Frank Zappa’s revolution
Frank Zappa is widely known as an innovational artist that changed the way music is perceived today. The famous guitarist did not care for media attention, awards or fan admiration. His only goal was to create new ways of playing music with every single song. This is how he came up with an early form of mashup music, which he called xenochrony.
Zappa’s new inventions consisted of taking a guitar solo from one song and introduce it in a different melody. This practice created a mosaic-style that was hard to imitate by other artists, and it immediately gave him a revolutionary status.
The Pink Project
Electronic music played by DJs in front of mass audiences is a common thing today. However, 30 years ago this practice seemed highly improbable. In 1982, an Italian DJ by the name of Stefano Pulga decided to change this status quo and released an album of mashup songs under the name of The Pink Project.
The Pink Project included parts from Pink Floyd’s famous Another Brick in the Wall, combined with the instrumental track of The Alan Parson’s Project Mammagamma, and other musical snippets. Unknowingly, Pulga created a trend that would inspire future DJs and breathe life into a new musical genre.

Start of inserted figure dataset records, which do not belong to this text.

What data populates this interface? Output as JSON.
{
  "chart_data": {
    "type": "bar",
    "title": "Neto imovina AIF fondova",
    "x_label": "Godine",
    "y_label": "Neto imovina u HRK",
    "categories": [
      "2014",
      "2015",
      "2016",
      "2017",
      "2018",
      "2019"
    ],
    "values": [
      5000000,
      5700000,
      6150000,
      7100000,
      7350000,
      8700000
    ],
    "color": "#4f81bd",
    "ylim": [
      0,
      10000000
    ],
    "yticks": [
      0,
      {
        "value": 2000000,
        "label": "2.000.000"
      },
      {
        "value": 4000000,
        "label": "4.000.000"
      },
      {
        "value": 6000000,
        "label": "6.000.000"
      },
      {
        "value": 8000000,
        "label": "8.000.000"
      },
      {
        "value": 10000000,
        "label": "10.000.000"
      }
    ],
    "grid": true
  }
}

The current state of mashup music
The 1990s were defined by the advent of electronic technology and its impact on music. Several genres like trance, house, and mashup became immensely popular. Artists that had spent the previous decade in complete anonymity were now enjoying mass publicity and gaining thousands of fans with every passing day.
Mashup music is prevalent today, and it owes its notoriety to the work of many DJs who used their creativity to create new songs from old melodies. This genre also opened the door to the music industry for artists who don’t possess a good singing voice or who are not very skilled at playing a traditional music instrument.